Savaşta ölenlerin , işçi ve emekçiler ile yoksulları ve ezilenler olduğu açıktır. Bu nedenle savaş aynı zamanda sınıfsal bir mücadeledir.
Savaş, bizim için daha fazla işsizlik, daha fazla yoksulluktur.
Savaş, haklarımızı aramak için sürdürdüğümüz mücadeleleri sınırlandırmanın aracı olarak kullanılmaktadır.
Savaş, iş cinayetlerini görünmez kılmaktadır. Ölen de, ekmeği küçülen de biz emekçileriz.
Kürt halkının en temel taleplerini gerçekleştirmekten kaçınanların, çözüm sürecini berhava edenlerin işçilere ve emekçilere hak ve özgürlük getirmeyeceğini biliyoruz.
Hep söylendiği gibi toplumların tarihi sınıf savaşımlarının tarihidir. Ortadoğu başta olmak üzere bütün dünyada temelde emekçilerle, ezilen halklarla muktedirler arasında sınıf savaşı sürüyor. Egemen güçler sömürüyü artırmak, zenginlikleri paylaşmak üzere savaşı körüklüyor ve halkları bir birine kırdırıyor.
Saray’da vücut bulan siyasi iktidarın savaşı da; her ne kadar militarizmi, şovenizmi yükseltmeye ve sırtını ırkçı hezeyanlara dayamaya çalışsa da özünde emekçilere, işçilere, işsizlere, köylülere, kadınlara bütün ezilenlere karşı yürütülen bir savaştır.
Sarayın hedefi; emeği, doğayı, kenti fütursuzca yağmalayabileceği, dışarda yayılmacı politik maceralarını gerçekleştirebileceği otoriter bir rejim kurmaktır. Sarayın bu diktatörlük hevesine 7 Haziran’da halklarımız geçit vermediği için Saray savaş çıkartmış, işçileri, emekçileri, yoksulları bu savaşa sürmüştür.
İşyerlerimizde, fabrikalarımızda, mahallemizde birbirimizle düşmanlık yaratmak isteyenlere karşı barış talebimizi daha güçlü haykırmakta kararlıyız.
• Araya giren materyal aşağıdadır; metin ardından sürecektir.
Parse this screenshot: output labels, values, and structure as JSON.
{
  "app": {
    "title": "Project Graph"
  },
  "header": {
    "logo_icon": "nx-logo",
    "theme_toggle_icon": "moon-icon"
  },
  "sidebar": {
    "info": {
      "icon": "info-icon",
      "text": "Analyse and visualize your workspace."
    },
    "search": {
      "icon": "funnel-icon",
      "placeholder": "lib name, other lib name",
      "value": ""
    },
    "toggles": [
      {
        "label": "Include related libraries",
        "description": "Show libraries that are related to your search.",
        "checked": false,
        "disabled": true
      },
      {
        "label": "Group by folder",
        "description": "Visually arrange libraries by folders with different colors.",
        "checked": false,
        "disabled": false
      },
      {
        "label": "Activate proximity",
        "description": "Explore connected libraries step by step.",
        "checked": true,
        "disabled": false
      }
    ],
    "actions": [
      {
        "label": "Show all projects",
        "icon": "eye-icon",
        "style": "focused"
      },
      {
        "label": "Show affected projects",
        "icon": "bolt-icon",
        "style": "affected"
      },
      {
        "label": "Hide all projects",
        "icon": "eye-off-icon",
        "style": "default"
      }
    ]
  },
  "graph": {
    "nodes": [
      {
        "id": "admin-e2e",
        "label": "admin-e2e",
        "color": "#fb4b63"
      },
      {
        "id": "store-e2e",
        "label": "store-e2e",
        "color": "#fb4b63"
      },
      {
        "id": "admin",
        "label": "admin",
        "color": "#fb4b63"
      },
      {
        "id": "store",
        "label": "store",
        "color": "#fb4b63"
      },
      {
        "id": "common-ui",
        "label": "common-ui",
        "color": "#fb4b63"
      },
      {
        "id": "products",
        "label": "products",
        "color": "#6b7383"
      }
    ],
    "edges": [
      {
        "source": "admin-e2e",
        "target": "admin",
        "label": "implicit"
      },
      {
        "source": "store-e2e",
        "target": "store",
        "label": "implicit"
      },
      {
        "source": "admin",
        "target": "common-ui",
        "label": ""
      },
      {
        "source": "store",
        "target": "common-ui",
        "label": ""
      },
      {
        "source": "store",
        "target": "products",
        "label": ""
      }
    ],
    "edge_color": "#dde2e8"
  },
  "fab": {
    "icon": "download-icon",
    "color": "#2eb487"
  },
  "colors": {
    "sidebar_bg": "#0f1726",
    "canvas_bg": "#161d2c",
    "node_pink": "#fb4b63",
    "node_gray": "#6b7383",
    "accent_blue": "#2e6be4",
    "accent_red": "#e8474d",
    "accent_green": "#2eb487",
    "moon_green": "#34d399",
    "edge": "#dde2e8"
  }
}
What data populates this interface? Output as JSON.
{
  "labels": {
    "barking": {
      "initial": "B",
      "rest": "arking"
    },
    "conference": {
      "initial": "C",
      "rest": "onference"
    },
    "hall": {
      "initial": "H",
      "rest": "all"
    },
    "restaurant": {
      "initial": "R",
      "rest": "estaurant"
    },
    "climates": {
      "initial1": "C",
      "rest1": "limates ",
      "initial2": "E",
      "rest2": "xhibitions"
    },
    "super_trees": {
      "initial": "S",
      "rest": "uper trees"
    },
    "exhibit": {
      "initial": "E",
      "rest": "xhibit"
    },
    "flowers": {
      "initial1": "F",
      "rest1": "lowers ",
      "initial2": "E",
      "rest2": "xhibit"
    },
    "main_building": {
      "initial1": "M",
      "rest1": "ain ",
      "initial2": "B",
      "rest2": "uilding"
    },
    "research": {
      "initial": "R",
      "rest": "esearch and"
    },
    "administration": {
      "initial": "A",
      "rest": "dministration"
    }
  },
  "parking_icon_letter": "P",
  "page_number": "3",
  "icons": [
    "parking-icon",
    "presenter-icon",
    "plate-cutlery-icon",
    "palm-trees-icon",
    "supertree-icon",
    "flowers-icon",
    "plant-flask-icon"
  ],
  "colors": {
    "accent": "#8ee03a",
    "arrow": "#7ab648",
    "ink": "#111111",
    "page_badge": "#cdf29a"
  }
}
Bu nedenle, önümüzdeki günlerde işçi semtleri ve mahallelerinde çalışmalar yürüteceğiz.
Barışın işçiler ve emekçiler için ne kadar yaşamsal olduğunu anlatmak için toplantılar yapacağız.
Barışın işçi ve emekçiler için neden gerekli olduğunu anlatan bildiriler dağıtacağız.
İşyerlerimizde, fabrikalarımızda iş bırakma eylemleri yaparak, üretimden gelen gücümüzü kullanacağız ve barış taleplerimizi içeren bildiriler okuyacağız.
Barış talebini çalıştığımız ve yaşadığımız bütün alanlara yaymanın çabası içinde olacağız.
Barış Bloku’nun gelişmesi ve güçlenmesi için çaba göstereceğiz.
Silahlar susun, işçiler konuşsun. Barış, işçi ve emekçilerle gelecek.
Savaşa hayır, barış hemen şimdi, çözüm hemen şimdi!